The Chancellor of the Exchequer

said, that he was glad that the hon. gentleman did not mean to oppose the introduction of the Bill, whatever he might think of its efficacy. He was aware that there was much difficulty in rendering it perfectly calculated to meet the evil it was proposed to remedy; but there would be ample opportunity for giving it a full consideration. With respect to the argument, that no advantage would arise from making the crime a misdemeanor, he conceived that the punishment of transportation would be a sufficient ground of terror, as it regarded those who might be disposed to commit this description of crime. The hon. gentleman also seemed to imagine that the Bill would tend to make individuals more lax and careless; but he did not apprehend that such a consequence would follow, and be was of opinion that the attention of those individuals whom the Bill regarded, would be awakened more to a sense of duty than by any possible attention of those to whom property-belonged.
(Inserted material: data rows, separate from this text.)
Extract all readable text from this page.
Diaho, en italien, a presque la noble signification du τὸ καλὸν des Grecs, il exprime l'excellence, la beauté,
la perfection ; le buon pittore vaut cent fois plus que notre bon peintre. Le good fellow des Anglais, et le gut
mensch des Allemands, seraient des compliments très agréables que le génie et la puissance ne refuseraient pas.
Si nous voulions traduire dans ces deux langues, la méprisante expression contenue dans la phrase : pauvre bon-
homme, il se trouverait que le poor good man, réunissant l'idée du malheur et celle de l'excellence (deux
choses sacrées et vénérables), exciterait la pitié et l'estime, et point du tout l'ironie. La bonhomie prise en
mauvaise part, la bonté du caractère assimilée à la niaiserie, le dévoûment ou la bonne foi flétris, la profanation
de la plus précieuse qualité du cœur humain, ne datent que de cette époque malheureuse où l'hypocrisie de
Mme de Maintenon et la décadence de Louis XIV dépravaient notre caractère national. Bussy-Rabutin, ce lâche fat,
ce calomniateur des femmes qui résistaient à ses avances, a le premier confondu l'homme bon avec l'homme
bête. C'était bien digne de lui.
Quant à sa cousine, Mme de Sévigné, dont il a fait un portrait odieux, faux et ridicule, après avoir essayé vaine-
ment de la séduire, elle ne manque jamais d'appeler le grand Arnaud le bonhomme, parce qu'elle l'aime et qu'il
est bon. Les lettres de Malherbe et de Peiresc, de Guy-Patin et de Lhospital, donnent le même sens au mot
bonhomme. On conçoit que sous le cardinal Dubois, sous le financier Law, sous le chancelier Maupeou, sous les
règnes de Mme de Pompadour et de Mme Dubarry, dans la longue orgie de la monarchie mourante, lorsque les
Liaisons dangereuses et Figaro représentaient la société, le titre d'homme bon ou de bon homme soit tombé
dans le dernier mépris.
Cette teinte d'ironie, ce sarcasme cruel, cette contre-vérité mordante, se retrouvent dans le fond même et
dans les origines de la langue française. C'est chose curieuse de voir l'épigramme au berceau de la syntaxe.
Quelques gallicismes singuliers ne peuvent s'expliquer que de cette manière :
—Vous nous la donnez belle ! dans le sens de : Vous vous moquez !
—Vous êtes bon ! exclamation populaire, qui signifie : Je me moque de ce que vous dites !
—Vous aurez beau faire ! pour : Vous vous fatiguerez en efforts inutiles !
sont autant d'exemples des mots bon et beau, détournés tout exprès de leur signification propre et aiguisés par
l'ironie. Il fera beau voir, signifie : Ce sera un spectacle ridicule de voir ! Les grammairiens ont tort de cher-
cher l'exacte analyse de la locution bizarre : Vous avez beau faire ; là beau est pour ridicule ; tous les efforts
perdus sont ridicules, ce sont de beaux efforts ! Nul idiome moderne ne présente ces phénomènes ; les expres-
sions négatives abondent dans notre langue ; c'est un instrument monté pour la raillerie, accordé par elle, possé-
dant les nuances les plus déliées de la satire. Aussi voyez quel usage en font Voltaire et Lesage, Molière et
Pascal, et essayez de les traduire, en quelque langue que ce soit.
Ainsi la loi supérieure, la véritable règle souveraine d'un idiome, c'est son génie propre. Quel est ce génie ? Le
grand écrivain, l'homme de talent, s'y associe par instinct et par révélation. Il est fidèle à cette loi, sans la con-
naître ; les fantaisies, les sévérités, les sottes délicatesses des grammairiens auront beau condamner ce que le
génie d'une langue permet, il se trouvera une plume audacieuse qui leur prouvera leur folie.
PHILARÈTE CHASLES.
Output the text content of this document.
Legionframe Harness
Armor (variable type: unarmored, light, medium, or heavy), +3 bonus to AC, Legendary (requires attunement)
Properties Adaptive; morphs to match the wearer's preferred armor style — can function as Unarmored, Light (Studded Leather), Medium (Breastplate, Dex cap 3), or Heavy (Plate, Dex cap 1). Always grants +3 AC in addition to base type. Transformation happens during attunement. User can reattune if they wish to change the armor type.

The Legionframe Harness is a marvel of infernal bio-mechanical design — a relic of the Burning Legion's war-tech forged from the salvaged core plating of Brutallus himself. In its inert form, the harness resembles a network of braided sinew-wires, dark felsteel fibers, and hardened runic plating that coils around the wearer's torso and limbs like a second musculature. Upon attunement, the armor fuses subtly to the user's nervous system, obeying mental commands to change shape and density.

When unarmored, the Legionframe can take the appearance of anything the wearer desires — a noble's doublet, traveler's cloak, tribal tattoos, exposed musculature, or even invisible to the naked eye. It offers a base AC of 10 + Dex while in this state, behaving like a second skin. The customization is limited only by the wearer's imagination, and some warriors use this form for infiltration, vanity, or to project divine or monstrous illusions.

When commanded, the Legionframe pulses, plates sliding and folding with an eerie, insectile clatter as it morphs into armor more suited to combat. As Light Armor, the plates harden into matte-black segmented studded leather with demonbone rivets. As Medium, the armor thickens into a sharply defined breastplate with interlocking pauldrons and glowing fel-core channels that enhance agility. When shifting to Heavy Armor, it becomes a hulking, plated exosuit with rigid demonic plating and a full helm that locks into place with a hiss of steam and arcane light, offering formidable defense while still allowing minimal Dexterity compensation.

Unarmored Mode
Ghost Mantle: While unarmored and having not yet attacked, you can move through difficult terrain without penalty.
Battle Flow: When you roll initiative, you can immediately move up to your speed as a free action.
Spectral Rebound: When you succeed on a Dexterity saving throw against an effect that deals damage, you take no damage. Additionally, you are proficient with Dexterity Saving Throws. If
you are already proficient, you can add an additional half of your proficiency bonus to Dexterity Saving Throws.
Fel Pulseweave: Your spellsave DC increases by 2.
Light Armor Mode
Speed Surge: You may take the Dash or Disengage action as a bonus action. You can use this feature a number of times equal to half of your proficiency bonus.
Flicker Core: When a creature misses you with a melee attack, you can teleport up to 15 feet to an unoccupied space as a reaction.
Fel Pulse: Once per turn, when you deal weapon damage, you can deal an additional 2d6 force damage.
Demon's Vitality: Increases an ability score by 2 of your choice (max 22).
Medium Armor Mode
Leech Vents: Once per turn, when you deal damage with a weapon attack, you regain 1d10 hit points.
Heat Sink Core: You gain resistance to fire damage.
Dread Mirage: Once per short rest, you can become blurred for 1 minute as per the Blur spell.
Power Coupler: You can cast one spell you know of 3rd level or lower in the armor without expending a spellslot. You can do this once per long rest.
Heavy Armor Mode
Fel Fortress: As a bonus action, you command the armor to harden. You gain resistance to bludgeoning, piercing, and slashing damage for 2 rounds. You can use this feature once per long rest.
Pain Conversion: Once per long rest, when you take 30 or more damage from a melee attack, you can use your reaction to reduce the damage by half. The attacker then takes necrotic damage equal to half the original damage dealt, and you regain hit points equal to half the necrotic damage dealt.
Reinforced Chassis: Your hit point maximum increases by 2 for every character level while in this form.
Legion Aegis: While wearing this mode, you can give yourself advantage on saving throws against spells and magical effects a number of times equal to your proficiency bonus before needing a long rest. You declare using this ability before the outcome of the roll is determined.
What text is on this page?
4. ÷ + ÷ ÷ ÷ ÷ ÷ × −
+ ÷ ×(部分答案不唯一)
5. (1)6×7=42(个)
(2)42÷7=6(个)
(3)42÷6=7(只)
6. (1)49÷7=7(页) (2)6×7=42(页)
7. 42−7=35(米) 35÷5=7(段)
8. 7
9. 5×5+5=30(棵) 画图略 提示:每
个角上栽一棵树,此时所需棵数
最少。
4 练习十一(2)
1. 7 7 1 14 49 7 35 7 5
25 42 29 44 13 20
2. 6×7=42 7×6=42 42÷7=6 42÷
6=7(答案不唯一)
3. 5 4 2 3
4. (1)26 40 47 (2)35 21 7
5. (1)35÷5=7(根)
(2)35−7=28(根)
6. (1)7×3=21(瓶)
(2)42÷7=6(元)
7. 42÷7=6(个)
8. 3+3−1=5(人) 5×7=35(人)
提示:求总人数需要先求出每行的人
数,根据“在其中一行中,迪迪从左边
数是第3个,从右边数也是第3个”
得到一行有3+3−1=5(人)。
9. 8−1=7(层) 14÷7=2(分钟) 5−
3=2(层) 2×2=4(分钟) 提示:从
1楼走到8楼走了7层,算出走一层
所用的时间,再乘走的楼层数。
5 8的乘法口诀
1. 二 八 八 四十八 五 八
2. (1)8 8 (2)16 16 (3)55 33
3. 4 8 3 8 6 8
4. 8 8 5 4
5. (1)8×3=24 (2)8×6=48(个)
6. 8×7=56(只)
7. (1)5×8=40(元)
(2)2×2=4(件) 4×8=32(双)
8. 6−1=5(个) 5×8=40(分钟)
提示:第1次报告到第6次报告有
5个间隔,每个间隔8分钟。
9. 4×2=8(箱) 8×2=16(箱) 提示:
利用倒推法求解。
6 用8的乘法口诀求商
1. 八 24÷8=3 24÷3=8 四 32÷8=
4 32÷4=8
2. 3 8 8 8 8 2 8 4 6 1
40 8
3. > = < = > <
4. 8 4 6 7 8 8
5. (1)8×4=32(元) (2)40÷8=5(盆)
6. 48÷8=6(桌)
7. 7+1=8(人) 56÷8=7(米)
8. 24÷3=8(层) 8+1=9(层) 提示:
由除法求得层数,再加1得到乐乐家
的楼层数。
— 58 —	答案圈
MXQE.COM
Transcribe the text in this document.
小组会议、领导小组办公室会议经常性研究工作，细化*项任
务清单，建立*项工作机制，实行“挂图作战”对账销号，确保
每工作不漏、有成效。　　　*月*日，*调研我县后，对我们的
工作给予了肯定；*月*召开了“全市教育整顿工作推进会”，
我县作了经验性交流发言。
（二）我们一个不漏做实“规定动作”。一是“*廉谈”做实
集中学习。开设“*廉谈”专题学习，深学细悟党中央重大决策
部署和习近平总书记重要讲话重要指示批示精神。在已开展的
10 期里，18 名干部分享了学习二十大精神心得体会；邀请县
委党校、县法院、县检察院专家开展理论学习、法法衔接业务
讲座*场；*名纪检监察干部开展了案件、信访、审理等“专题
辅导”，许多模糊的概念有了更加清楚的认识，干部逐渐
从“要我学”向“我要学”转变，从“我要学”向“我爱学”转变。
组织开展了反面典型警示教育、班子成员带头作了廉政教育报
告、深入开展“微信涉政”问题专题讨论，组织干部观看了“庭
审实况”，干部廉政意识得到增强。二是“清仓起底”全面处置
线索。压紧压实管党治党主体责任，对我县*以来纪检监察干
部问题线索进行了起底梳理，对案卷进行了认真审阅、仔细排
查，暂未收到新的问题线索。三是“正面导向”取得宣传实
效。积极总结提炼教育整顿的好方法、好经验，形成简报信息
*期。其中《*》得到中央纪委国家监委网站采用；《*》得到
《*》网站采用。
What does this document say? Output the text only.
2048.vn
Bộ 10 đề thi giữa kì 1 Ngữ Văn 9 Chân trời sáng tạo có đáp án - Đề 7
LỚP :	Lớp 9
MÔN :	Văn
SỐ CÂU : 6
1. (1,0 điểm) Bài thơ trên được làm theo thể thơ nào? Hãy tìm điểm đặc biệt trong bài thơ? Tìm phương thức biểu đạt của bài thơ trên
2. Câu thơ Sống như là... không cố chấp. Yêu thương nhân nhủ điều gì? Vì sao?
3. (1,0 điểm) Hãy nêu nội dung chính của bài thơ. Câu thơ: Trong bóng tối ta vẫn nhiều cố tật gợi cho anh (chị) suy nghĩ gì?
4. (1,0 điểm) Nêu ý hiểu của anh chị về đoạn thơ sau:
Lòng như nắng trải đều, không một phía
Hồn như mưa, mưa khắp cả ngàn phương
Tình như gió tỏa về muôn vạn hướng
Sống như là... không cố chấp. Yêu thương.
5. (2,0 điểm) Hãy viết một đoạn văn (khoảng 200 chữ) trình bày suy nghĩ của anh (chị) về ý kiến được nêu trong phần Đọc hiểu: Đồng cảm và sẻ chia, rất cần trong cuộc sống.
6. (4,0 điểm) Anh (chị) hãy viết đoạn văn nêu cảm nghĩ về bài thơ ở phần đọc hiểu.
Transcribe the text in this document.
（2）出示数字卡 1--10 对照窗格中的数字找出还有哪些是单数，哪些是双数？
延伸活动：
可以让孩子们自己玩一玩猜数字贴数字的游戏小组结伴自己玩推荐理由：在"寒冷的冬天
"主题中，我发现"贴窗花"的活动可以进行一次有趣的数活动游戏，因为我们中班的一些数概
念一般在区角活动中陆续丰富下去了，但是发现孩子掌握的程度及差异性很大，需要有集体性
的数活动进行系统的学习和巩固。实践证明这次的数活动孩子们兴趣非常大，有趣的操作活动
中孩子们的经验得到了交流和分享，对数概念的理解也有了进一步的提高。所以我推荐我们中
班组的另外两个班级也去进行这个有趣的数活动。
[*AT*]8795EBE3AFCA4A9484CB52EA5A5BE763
Besides, he apprehended it would he impracticable to make a law obliging persons to be more attentive to their property. The necessity of some measure like the present, appeared more strongly, from two recent instances: but his hon. friend could not be charged justly with legislating on the spur of the moment, as neither the case of Mr. Walsh nor any other recent failure, pointed out the necessity of a legislative enactment, more than what had occurred for many years to the ruin of several individuals, and no doubt existed in any one's mind of the enormity of the offence. He conceived, that the present measure would have the most beneficial effects in causing an inquiry also into the practicability of making all the offences under this denomination rank as misdemeanors. On the whole, the Bill had his full concurrence: in the committee, it would unquestionably require all the attention of professional gentlemen to see that the purport of it was carried into effect.

Mr. Horner

agreed with the right hon. gentleman who spoke last, that they were not legislating on an individual instance; for there were, unfortunately, but too many instances attended with sufficient distress to call, on the legislature for a remedy. He had, however, doubts of the expediency of the present measure. There was a danger lest they should overstep a salutary line in legislation, by attempting to do for individuals what individuals ought to do for themselves, and carrying penal laws to such an extent as to place mankind in a state of tutelage. The act against servants differed from the present; for it did not create a substantive class of offences, but merely reduced a particular offence within the head of felony which, by legal subtlety, could not be considered as such. He had seen the present Bill, which he believed to be drawn up with great care; but there was one observation he could not help making respecting it, that its provisions extended to all sorts of property entrusted to another. Now, when he recollected the amount of the property held in trust in this country, he was afraid of the effect it might have in depriving the courts of equity of the power of affording redress in cases of abuse of trust, from the principle of a person not being obliged to state what might criminate himself. In this manner the present Bill might introduce more insecurity into property than could be compensated for by any benefit which it might in other respects produce.

Mr. Baring

, while he expressed the obligation which he felt as a merchant, to the hon. gentleman who introduced this measure to the attention of the House, yet feared that the great difficulty which would occur was in the distinguishing common commercial trusts, and trusts on deposit. The case of Mr. Walsh, however heinous, he conceived it impossible to provide against. In the case of common commercial trusts a sum was deposited with the merchant, who entered it on his books, and the money went into circulation. Whatever difficulties might arise in this and other points, he thought the commercial world much indebted to the hon. gentleman.

Mr. Manning

spoke in favour of the Bill, which, he contended, was more intended to secure the money deposited for safe custody, than to operate in any other case.

Leave was given to bring in the Bill.